I really enjoyed the process of working with the SciPy team—I remember the first person to ever review my code there was CJ Carey, a computer scientist who is now working at Google. I was pretty intimidated, but they were quite welcoming and I was probably a little too excited when Ralf Gommers, the chair of the steering council, invited me to join the core team. I’ve been hooked ever since!
What are the pros and cons of using SciPy?
You can usually depend on SciPy to have a pretty stable API over time—we generally take changes in behavior quite seriously. A break in backwards compatibility would normally require a long deprecation cycle. The qual- ity/robustness expected for algorithms implemented in SciPy is generally quite high and the library is well-tested, so it is usually best to use SciPy if an algorithm is already available in it. The documentation is of reasonably-high quality and constantly improving and many common questions are answered on i.e., StackOverflow.
If you want to play with experimental algorithms or advocate for a rapid change in behavior, SciPy may not be your first choice. Early adoption of im- mature technologies is usually not likely to happen. Stability and reliability are important at the base of the Python Scientific Computing ecosystem.
How will SciPy / NumPy be changing in the future?

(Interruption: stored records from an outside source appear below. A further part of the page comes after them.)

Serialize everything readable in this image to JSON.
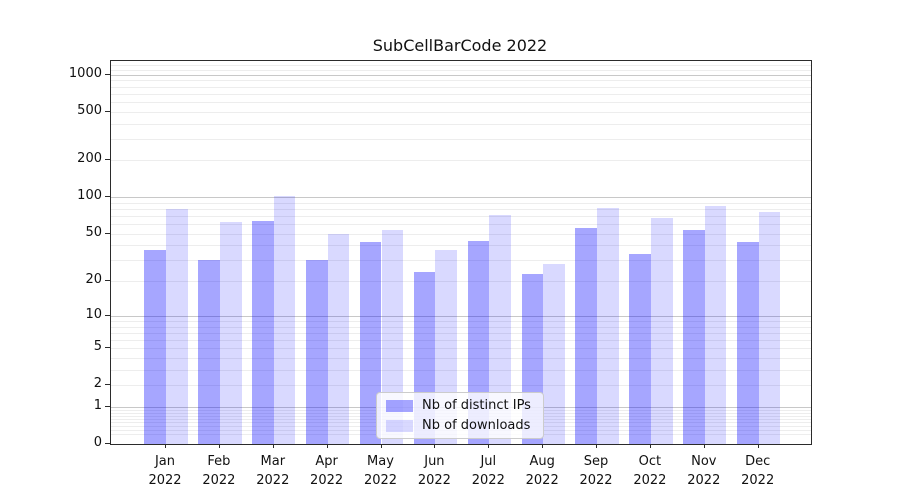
{
  "chart_data": {
    "type": "bar",
    "title": "SubCellBarCode 2022",
    "categories": [
      "Jan",
      "Feb",
      "Mar",
      "Apr",
      "May",
      "Jun",
      "Jul",
      "Aug",
      "Sep",
      "Oct",
      "Nov",
      "Dec"
    ],
    "year": "2022",
    "series": [
      {
        "name": "Nb of distinct IPs",
        "color": "rgba(0,0,255,0.35)",
        "values": [
          37,
          30,
          64,
          30,
          43,
          24,
          44,
          23,
          56,
          34,
          54,
          43
        ]
      },
      {
        "name": "Nb of downloads",
        "color": "rgba(0,0,255,0.15)",
        "values": [
          80,
          63,
          103,
          50,
          54,
          37,
          71,
          28,
          82,
          68,
          85,
          76
        ]
      }
    ],
    "yscale": "log1p",
    "yticks": [
      0,
      1,
      2,
      5,
      10,
      20,
      50,
      100,
      200,
      500,
      1000
    ],
    "ylim": [
      0,
      1290
    ],
    "grid": "horizontal major+minor",
    "legend_position": "lower center",
    "xlabel": "",
    "ylabel": ""
  }
}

A few things that stand out off the top of my head: improving support for using different backends to perform calculations with NumPy and SciPy (for example, using GPUs or distributed infrastructure), and making it easier to use custom dtypes. You might want to speed up code with Cython or Numba or Pythran and some thought may be required for NumPy and SciPy to remain well-suited for each of those.

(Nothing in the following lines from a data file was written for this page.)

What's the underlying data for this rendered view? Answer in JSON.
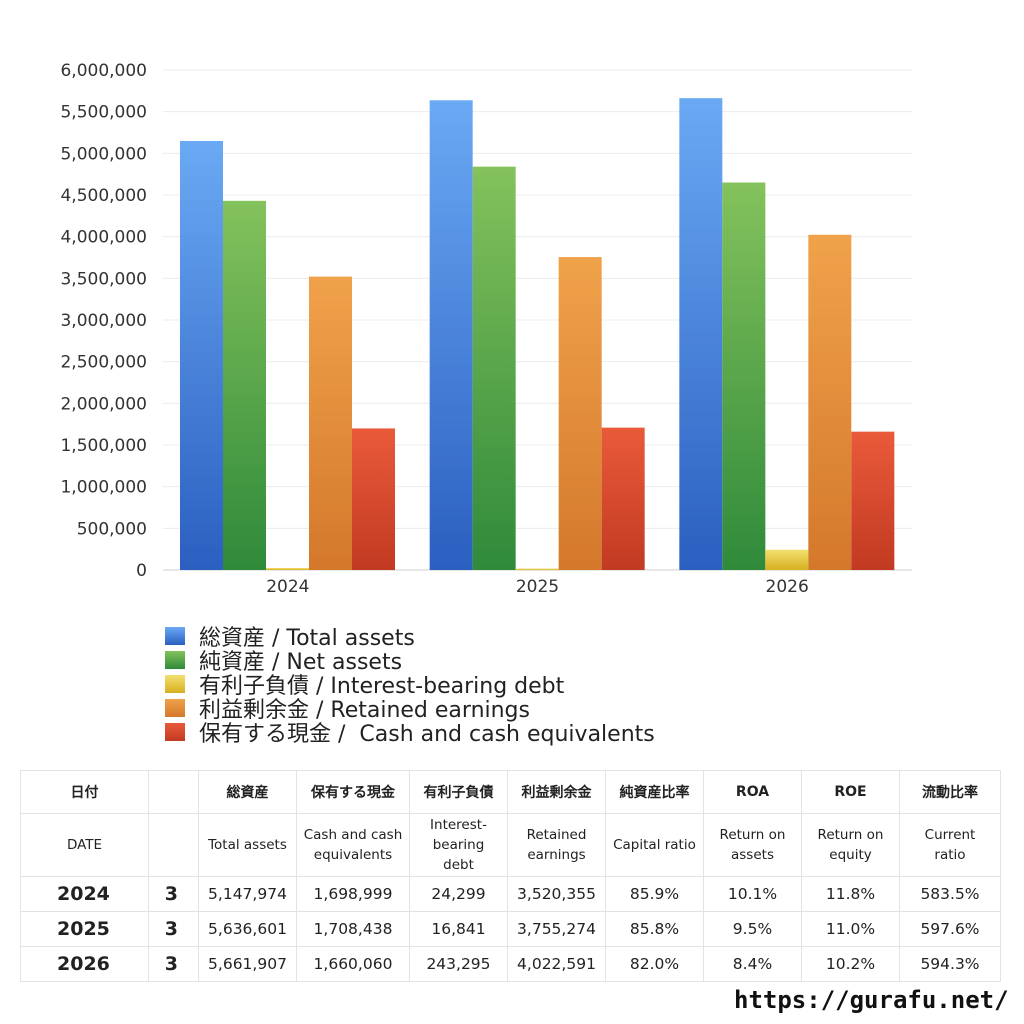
{
  "chart_data": {
    "type": "bar",
    "categories": [
      "2024",
      "2025",
      "2026"
    ],
    "series": [
      {
        "name": "総資産 / Total assets",
        "values": [
          5147974,
          5636601,
          5661907
        ],
        "color_top": "#6aa9f4",
        "color_bottom": "#2b5fc0"
      },
      {
        "name": "純資産 / Net assets",
        "values": [
          4430000,
          4840000,
          4650000
        ],
        "color_top": "#84c25c",
        "color_bottom": "#2f8a3a"
      },
      {
        "name": "有利子負債 / Interest-bearing debt",
        "values": [
          24299,
          16841,
          243295
        ],
        "color_top": "#f3e070",
        "color_bottom": "#d6b020"
      },
      {
        "name": "利益剰余金 / Retained earnings",
        "values": [
          3520355,
          3755274,
          4022591
        ],
        "color_top": "#f0a24a",
        "color_bottom": "#d4782c"
      },
      {
        "name": "保有する現金 /  Cash and cash equivalents",
        "values": [
          1698999,
          1708438,
          1660060
        ],
        "color_top": "#e95a3a",
        "color_bottom": "#c23a22"
      }
    ],
    "ylim": [
      0,
      6000000
    ],
    "yticks": [
      0,
      500000,
      1000000,
      1500000,
      2000000,
      2500000,
      3000000,
      3500000,
      4000000,
      4500000,
      5000000,
      5500000,
      6000000
    ],
    "ytick_labels": [
      "0",
      "500,000",
      "1,000,000",
      "1,500,000",
      "2,000,000",
      "2,500,000",
      "3,000,000",
      "3,500,000",
      "4,000,000",
      "4,500,000",
      "5,000,000",
      "5,500,000",
      "6,000,000"
    ],
    "title": "",
    "xlabel": "",
    "ylabel": "",
    "grid": true,
    "legend_position": "bottom-left"
  },
  "table": {
    "headers_jp": [
      "日付",
      "",
      "総資産",
      "保有する現金",
      "有利子負債",
      "利益剰余金",
      "純資産比率",
      "ROA",
      "ROE",
      "流動比率"
    ],
    "headers_en": [
      "DATE",
      "",
      "Total assets",
      "Cash and cash\nequivalents",
      "Interest-\nbearing\ndebt",
      "Retained\nearnings",
      "Capital ratio",
      "Return on\nassets",
      "Return on\nequity",
      "Current\nratio"
    ],
    "rows": [
      [
        "2024",
        "3",
        "5,147,974",
        "1,698,999",
        "24,299",
        "3,520,355",
        "85.9%",
        "10.1%",
        "11.8%",
        "583.5%"
      ],
      [
        "2025",
        "3",
        "5,636,601",
        "1,708,438",
        "16,841",
        "3,755,274",
        "85.8%",
        "9.5%",
        "11.0%",
        "597.6%"
      ],
      [
        "2026",
        "3",
        "5,661,907",
        "1,660,060",
        "243,295",
        "4,022,591",
        "82.0%",
        "8.4%",
        "10.2%",
        "594.3%"
      ]
    ]
  },
  "source_url": "https://gurafu.net/"
}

I think I’m starting to see indications that binary wheels will eventually become available for PowerPC and ARM architectures, but my impression was that there were still some challenges there.
I think you’ll probably see better published papers/citation targets for these two projects in the future as well. With all the efforts underway to get grants to fund these projects I think we’ll continue to see periods where there will be funded developers driving things forward more quickly, as has happened with the grant for NumPy at UC BIDS.
Thanks for doing the interview, Tyler!